We walked round to the "Kaderi the Kurila Tekke" (a 'tekke' being the Albanian word for the place where members of the Sufi order meet) but really wished we'd visited on a Friday afternoon as this is the only day where there is a public 'ziker' - better known to most people as the ceremony of the 'whirling dervishes', the name given to the devotional dance performed by Sufis (visitors to Istanbul may have attended a ziker). There are three tekkes in Prizren and like the others, this one has a small exhibition in which the traditional robes and ceremonial weapons are displayed.
Passing through an old residential district, we started to make our way to the "kale" or fortress, just a ruin these days but worth the hike (the path climbs a steep 500metres) as you will be rewarded with tremendous views over the town in one direction and over the Pashtrik mountain, and beyond it Albania, in the other. Sadly on the way up to the ruins you have to pass a number of ruined houses that formerly belonged to Serbs who were driven out of the city in 1999 when Albanians returned after the 1998/9 war; also on the way up, a handsome Orthodox church which looked to be in the process of restoration, inaccessible due to some serious metal fencing and many hefty padlocks.
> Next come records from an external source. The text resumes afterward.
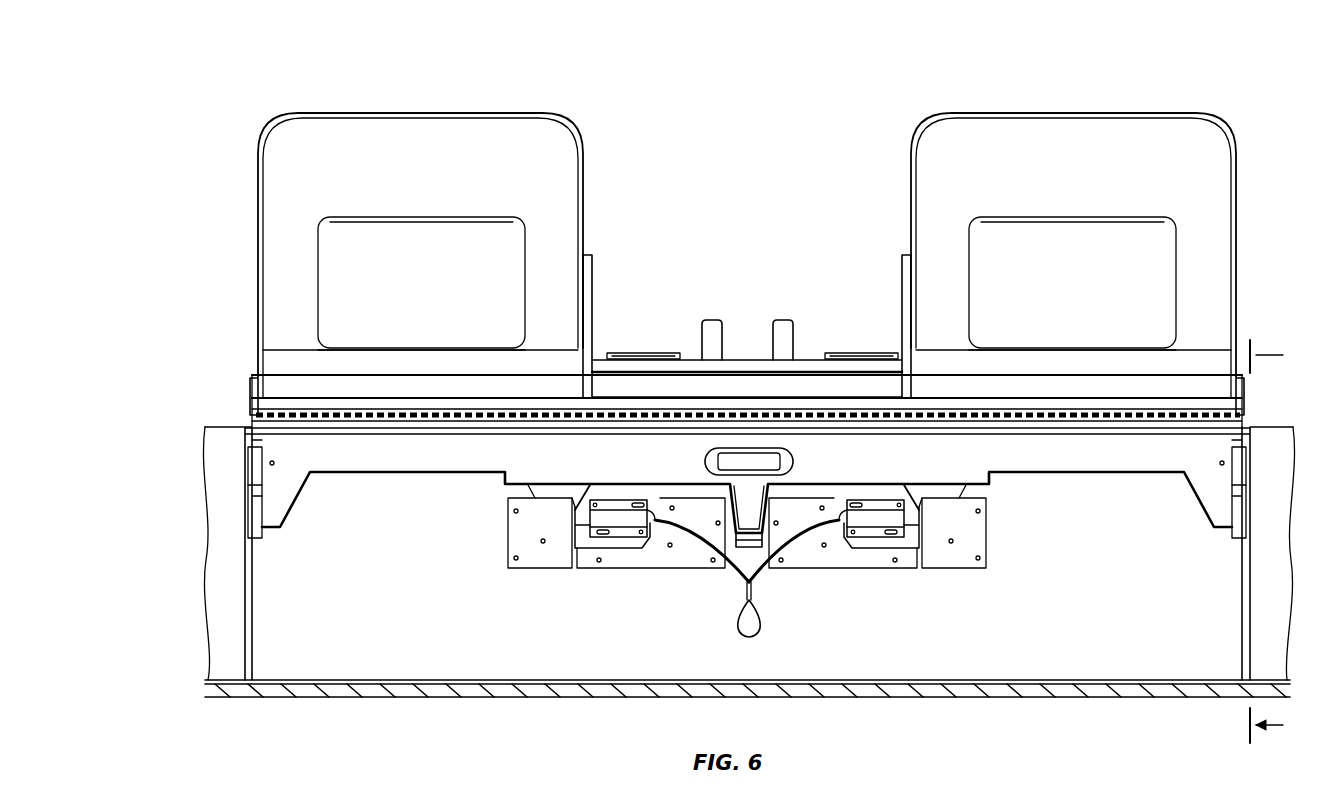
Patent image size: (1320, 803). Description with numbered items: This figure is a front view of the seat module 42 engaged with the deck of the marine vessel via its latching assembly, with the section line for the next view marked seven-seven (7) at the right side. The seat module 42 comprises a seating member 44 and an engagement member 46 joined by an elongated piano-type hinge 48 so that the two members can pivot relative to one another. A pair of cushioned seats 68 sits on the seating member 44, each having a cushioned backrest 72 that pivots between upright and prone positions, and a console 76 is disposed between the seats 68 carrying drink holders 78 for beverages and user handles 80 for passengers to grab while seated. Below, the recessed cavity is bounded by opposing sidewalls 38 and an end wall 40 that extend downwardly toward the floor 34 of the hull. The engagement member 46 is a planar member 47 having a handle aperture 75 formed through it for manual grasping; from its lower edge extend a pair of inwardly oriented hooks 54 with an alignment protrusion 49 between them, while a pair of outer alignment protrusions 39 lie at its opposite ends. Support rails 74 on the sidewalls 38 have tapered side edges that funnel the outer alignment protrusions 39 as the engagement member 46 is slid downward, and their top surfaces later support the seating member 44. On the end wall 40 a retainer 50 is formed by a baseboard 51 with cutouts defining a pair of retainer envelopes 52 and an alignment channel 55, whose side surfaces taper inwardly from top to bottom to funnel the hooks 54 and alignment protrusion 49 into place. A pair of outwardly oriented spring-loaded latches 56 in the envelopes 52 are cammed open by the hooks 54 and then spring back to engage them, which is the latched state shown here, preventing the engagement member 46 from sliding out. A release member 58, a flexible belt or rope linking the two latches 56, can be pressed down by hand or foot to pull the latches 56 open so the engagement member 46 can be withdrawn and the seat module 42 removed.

The seat module 42 is at (1178, 78).
The cushioned seat 68 is at (250, 182).
The cushioned backrest 72 is at (430, 168).
The seating member 44 is at (282, 408).
The hinge 48 is at (258, 420).
The console 76 is at (803, 392).
The drink holder 78 is at (636, 352).
The user handle 80 is at (780, 328).
The section line 7- 7 is at (1275, 541).
The sidewall 38 is at (255, 606).
The floor 34 is at (1032, 681).
The end wall 40 is at (1091, 583).
The alignment protrusion 49 is at (765, 512).
The handle aperture 75 is at (712, 465).
The outer alignment protrusion 39 is at (274, 510).
The engagement member 46 is at (287, 452).
The planar member 47 is at (1212, 447).
The support rail 74 is at (255, 497).
The baseboard 51 is at (968, 522).
The retainer envelope 52 is at (608, 555).
The hook 54 is at (590, 540).
The spring-loaded latch 56 is at (607, 515).
The alignment channel 55 is at (745, 540).
The release member 58 is at (758, 575).
The retainer 50 is at (648, 590).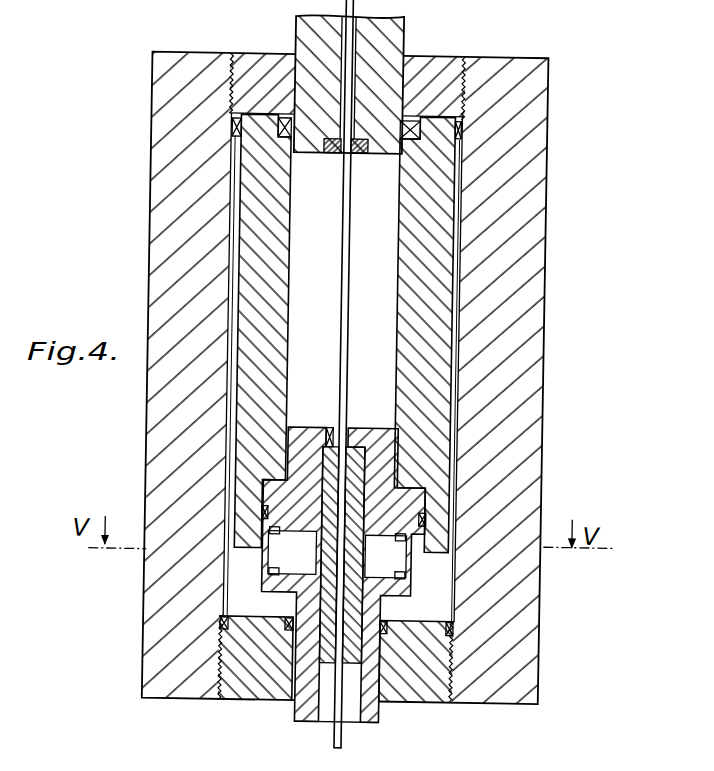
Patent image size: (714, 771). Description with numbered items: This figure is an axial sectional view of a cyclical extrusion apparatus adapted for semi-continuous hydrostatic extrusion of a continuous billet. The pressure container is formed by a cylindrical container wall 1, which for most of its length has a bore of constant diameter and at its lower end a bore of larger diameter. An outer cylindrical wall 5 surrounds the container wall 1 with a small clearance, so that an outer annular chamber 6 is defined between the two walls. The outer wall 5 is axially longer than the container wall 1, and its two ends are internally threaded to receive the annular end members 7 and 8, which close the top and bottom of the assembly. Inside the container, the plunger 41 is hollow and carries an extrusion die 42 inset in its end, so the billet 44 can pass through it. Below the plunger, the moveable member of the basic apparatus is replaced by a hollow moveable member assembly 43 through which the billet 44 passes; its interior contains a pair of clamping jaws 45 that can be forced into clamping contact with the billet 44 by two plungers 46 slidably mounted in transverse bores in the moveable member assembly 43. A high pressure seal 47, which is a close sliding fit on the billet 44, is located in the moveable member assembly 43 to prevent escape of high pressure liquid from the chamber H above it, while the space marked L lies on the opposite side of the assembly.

On a hot September day we plodded up the stone steps, pausing now and then to watch tiny lizards basking in the sun, and to take in the constantly changing view. At the top we were grateful for a tap which had been installed for the workmen who were busying bolstering the crumbling fortifications. Without the advantage of a local historian a hike to the summit is really just about the views. There are plenty of hidden corners to explore but I would advise caution as many of them have been utilised as public conveniences, perhaps by walkers, perhaps by courting couples. It's though that there has been a fortress of in some form on this location since the 6th century. The heyday of the fortress was the Ottoman period when a whole town existed within its walls and military used the site as recently as 1912; sadly, today there is only rubble and a few minor stone walls.
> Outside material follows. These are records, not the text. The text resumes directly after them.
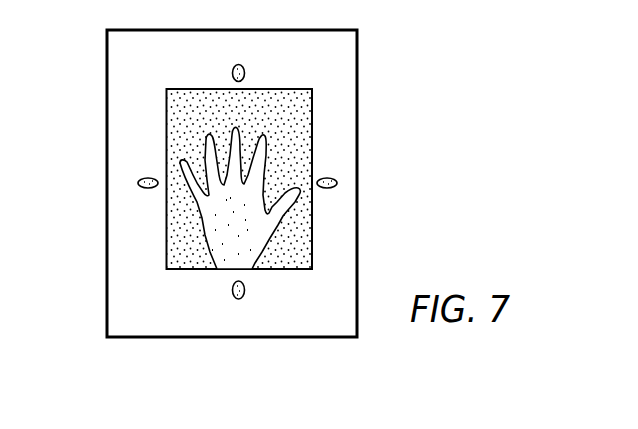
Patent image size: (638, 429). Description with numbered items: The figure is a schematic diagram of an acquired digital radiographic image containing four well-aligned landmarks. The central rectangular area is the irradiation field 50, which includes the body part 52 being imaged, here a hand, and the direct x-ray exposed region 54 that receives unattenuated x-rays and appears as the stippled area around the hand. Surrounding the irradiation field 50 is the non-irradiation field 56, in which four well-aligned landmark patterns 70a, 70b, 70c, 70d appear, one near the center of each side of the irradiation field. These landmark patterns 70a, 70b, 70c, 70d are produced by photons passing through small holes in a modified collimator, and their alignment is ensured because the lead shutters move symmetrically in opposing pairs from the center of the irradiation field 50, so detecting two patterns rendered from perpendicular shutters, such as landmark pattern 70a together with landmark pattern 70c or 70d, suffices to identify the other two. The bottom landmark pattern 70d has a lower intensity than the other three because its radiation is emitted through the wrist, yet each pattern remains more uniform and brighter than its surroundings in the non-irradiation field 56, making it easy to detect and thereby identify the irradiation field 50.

The irradiation field 50 is at (328, 114).
The body part 52 is at (300, 233).
The direct x-ray exposed region 54 is at (207, 120).
The non-irradiation field 56 is at (123, 242).
The landmark pattern 70a is at (138, 183).
The landmark pattern 70b is at (337, 183).
The landmark pattern 70c is at (245, 68).
The landmark pattern 70d is at (247, 292).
It's perfectly possible to get a flavour of Prizren in a day, or even a half day if you don't stop at any museums, but there are a number of interesting sites outside of the city that I would aim to see if I visited again (fairly likely when I go to Macedonia as the Macedonian capital, Skopje is just an hour away). Cafe culture is an important part of Prizren life so you should leave enough time to sample the delights of at least a couple. While its possible to enjoy a beer, and many of the cafes that line the riverbank become very lively after dark, you may feel self conscious if you do because almost everyone else is drinking coffee; the staff won't bat an eye if you order a Peja (the main beer of Kosovo) but you'll likely notice you're the only one drinking beer (contrast that with neighbouring Serbia where a beer is de rigueur at any time of the day or night).
If you do decide to spend longer in Prizren (and after any time in soulless Prishtina I would expect that many backpackers at least would find Prizren a lazy, laidback delight) there is a limited range of accommodation available in the centre but more options if you are prepared to stay slightly out of town where there are many brand new hotels where interior designers have excelled themselves in putting together the most lavish displays of kitsch. There are plenty of places in Prizren to eat out but the majority serve local cuisine, unlike those in Prishtina which offer a wider range of international cuisines. Vegetarians will not starve but will find their options more limited as this is meat country and the Albanian 'qebaptore' (literally a place serving kebabs) are ubiquitous. In summer fish eaters should head to "Mullini i Pintollit", a reconstructed watermill in the quaint Marash district where they serve excellent trout. If you're only staying a short time in Prizren you should make a point of sampling one of the local sweet delicacies. You may well be familiar with baklava which is also found in Turkey and other Middle Eastern countries, but there are other local sweets such as 'ekler' (I'm guessing the name is derived from 'eclair') which are stuffed with rich vanilla cream, and 'revani' which is a delicious moist cake made using sugar water. The "Royal Arabian" which overlooks the river is my pick of the pastry shops.
If you like Ottoman towns (and I love them!) and happen to be in Kosovo, then you must make time to see Prizren. It would be a terrible shame to visit Kosovo and only see Prishtina, as is the case for many business people (and for those people I would advise extending your stay in order to see somewhere considerably more "Kosovan" and scenic). There may not be a heck of a lot in terms of "attractions" but the pace of life and the charming buildings make Prizren a welcome change from Prishtina. One of my biggest thrills was to see elderly men wearing the "plis", a traditional hat - it's made only of white felt and is a slightly conical (bit with a rounded peak) brimless hat - that you'll only see being worn in Albania and Kosovo. If you ask someone who speaks English they'll direct you to one of a couple of small workshops where these hats are still handmade today. The plis used to be known as the "liberty hat" because those Albanians who wore it refused to be subjugated in slavery and seeing people wearing them still today is a reminder of the struggle for Kosovan independence. Prishtina may be the gleaming international face of Kosovo but to see what the country is really like you do need to see somewhere like Prizren.
Granted it's not the easiest place to get to but a trip to Prizren is essential for anyone spending time in this part of the Balkans.